– Справный крестьянин. Отрабатывает надел трудовой повинностью.
Альфред вытаращил глаза. Это ошибка!
– Ты платишь ренту, – подсказал он брату, но тот стоял бараном и ничего не сказал, когда писец сделал отметку.
– А этот?
Теперь смотрели на него.
– Я Альфред-оружейник из Лондона, – ответствовал он твердо. – Свободный гражданин. Плачу ренту.
Управляющий подтвердил это кивком, и чиновник уж изготовился записать, когда напарник позвал его взглянуть на что-то на лугу. Тот удалился, и Альфред повернулся к брату.
– Что это значит? – спросил он. – Ты что же, серв?
Тут все и выяснилось. Времена были тяжелые, работы в кузнице мало, а ртов слишком много. Брат говорил скупо, без убежденности и закончил пожатием плеч.
Альфред понял. Свободные люди платили ренту, а также королевские налоги. Если вольный крестьянин не справлялся с этим бременем, то для него являлось обычным делом взять трудовую повинность и стать сервом.
– Какая разница? – вяло спросил брат.
Если разобраться, не такая уж и большая. Но Альфред не считал это оправданием. Это означало, что брат сдался. Затем он взглянул на его жену и прочел в ее глазах мысль: нам было бы легче, отдай богатый братец из Лондона свою здешнюю землю, которая ему не нужна.
В этот момент Альфред испытал занятное чувство, нередко свойственное успешным людям при общении с бедными родственниками. Было ли это подлостью, звериным инстинктом выживания, брезгливостью или простым нетерпением, но он ощутил внезапную ярость. И хотя внутренний голос напомнил, что без Барникеля голодать бы и ему заодно, он мигом заткнул его: «Я просто сразу ухватился за шанс». А потому, взирая на них с отвращением, сказал:
– Счастье, что тебя не видит отец.
Французский чиновник, когда вернулся, больше ни о чем не спросил. Мельком взглянув на другие хозяйства, он собрался отбыть. И только тут вспомнил, что обязан что-нибудь написать о малом с белой прядкой. Кем он назвался, дьявол его забери?
– Будь прокляты эти англичане, – пробормотал он. – Вечно запутают!
Ибо французские писцы, невзирая на тщательность описи, нередко бывали поставлены в тупик тем, что находили.

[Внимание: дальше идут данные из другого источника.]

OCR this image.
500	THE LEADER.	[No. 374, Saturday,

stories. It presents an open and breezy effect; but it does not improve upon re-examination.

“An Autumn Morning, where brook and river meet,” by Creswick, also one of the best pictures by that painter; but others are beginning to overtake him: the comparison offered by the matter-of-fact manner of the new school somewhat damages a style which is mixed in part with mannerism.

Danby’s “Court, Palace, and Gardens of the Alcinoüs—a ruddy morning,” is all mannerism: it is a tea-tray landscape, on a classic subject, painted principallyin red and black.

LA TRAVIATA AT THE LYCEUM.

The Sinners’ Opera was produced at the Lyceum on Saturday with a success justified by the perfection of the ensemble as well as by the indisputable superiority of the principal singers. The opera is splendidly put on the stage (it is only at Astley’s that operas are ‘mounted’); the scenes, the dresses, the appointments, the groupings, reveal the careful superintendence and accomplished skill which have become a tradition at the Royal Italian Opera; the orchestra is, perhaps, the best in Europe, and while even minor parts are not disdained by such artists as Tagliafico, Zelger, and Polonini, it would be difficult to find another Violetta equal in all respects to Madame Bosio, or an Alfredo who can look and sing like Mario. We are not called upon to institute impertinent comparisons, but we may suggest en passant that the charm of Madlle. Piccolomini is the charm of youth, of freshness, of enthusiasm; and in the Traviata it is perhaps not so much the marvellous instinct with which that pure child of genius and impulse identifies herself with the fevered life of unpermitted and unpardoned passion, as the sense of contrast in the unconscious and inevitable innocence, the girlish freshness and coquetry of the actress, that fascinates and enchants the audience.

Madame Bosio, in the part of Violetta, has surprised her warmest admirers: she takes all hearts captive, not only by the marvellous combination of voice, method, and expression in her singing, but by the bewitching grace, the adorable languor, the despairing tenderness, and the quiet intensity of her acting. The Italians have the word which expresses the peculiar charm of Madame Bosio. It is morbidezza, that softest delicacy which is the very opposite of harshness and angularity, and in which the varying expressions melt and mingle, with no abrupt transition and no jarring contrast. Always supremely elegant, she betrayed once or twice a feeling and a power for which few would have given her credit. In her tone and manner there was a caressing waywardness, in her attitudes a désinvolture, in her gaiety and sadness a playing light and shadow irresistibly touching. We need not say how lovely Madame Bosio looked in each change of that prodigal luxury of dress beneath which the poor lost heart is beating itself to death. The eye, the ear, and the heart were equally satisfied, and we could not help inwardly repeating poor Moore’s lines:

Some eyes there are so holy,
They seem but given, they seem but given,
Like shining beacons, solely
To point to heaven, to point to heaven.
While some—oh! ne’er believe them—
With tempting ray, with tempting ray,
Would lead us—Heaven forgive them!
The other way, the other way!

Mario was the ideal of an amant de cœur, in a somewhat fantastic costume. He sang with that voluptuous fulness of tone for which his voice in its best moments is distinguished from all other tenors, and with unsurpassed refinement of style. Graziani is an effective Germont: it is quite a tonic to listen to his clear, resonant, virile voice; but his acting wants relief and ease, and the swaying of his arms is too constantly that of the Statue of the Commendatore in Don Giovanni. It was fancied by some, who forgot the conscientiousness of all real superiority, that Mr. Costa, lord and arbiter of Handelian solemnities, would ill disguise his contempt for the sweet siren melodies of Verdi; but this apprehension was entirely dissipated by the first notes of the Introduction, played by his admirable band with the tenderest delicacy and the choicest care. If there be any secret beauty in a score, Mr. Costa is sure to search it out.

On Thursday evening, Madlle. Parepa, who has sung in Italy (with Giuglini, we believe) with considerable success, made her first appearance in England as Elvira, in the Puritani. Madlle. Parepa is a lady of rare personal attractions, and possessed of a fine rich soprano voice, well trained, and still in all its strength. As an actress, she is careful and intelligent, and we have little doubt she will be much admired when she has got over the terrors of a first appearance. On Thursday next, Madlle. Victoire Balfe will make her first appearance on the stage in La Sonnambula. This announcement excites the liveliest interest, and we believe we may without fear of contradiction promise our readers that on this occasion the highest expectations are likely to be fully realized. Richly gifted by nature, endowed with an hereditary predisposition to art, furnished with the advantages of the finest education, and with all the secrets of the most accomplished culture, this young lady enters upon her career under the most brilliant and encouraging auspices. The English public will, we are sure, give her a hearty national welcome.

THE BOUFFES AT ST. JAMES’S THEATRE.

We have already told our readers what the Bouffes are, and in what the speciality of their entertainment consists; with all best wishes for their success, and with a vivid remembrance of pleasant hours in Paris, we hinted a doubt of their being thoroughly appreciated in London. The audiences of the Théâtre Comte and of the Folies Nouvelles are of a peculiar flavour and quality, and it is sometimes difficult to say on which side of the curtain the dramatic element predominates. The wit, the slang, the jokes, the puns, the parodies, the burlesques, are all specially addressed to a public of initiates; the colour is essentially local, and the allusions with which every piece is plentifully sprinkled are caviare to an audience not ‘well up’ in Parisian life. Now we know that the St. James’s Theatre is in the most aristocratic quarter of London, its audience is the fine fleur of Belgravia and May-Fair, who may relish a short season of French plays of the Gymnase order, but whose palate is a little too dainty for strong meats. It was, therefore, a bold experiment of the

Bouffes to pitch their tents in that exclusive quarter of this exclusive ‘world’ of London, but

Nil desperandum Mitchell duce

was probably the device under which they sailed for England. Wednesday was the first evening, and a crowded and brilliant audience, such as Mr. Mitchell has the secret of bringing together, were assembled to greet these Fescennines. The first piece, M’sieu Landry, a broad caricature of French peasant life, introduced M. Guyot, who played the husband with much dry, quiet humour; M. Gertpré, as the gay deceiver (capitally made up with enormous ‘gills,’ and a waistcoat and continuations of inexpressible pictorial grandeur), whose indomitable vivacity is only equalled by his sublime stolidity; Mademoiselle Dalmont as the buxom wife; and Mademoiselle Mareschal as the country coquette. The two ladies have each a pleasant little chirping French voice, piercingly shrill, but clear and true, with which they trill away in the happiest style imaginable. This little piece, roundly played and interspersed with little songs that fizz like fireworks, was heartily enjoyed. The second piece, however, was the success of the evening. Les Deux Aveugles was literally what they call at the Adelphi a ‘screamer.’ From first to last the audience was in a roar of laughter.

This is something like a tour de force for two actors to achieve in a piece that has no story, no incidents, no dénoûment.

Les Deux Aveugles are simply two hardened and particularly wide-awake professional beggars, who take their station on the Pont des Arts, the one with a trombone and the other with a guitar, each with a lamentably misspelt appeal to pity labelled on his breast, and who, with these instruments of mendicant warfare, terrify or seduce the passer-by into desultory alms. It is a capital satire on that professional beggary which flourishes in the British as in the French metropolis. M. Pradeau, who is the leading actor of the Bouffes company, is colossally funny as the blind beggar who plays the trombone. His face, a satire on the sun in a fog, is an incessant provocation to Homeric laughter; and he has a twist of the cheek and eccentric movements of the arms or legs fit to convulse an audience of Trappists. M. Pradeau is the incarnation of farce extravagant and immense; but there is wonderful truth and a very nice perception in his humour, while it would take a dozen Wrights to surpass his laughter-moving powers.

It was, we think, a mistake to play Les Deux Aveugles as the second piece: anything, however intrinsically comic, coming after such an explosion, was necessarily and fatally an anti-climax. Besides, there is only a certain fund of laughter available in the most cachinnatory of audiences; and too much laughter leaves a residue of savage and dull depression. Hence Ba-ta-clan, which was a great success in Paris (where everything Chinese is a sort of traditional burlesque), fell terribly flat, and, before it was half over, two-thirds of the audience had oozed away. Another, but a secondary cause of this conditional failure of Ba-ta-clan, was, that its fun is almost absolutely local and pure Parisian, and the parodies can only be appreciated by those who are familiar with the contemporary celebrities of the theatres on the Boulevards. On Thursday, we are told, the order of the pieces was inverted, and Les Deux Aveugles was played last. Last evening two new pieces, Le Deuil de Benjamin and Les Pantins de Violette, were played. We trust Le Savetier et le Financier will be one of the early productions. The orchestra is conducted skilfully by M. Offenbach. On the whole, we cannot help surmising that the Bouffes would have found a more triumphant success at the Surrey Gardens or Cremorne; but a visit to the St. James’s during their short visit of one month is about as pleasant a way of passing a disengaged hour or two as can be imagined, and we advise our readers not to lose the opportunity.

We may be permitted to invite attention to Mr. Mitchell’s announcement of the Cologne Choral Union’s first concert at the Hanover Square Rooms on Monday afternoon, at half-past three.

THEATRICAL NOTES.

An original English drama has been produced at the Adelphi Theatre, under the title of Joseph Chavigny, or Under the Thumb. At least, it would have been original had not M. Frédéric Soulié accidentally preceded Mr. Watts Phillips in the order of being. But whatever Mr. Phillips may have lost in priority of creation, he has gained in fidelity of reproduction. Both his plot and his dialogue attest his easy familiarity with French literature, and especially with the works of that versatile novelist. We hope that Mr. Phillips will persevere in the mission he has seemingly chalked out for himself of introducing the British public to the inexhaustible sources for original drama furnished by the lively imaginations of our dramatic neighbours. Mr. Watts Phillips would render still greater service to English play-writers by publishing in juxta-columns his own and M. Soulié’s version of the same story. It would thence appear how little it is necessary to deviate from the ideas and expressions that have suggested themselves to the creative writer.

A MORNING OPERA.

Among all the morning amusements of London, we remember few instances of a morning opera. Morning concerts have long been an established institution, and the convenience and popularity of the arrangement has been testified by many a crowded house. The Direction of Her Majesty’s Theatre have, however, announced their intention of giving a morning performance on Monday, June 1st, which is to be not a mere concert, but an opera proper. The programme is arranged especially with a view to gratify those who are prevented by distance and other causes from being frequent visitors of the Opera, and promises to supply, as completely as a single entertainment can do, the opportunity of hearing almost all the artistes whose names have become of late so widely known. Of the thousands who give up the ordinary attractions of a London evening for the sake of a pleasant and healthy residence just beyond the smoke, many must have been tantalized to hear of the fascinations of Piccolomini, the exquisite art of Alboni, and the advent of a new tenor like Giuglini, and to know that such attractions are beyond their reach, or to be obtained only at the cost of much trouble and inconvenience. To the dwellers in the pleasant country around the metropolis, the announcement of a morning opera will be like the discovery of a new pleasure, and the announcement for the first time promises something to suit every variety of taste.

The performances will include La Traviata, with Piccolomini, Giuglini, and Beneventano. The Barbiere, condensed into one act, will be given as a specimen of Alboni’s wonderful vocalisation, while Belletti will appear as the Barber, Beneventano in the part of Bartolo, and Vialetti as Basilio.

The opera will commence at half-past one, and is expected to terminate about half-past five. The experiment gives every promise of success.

«Кто этот человек – раб, серв или вольный?» – вопрошали дисциплинированные чиновники, обученные латыни. В ответ они часто получали отчет о странных, неопределенных соглашениях, продиктованных временем и обычаями, – клубок, который едва ли могли распутать даже местные. Как поместить англосаксонскую неразбериху в четкие рамки, как требовала документация? Они зачастую сомневались, а потому прибегали к некой общей категории с намеренно расплывчатым официальным статусом. Так появился разряд villanus – виллан; определение, не имевшее на тот день никакого конкретного смысла и означавшее ни серва, ни вольного, а просто крестьянина.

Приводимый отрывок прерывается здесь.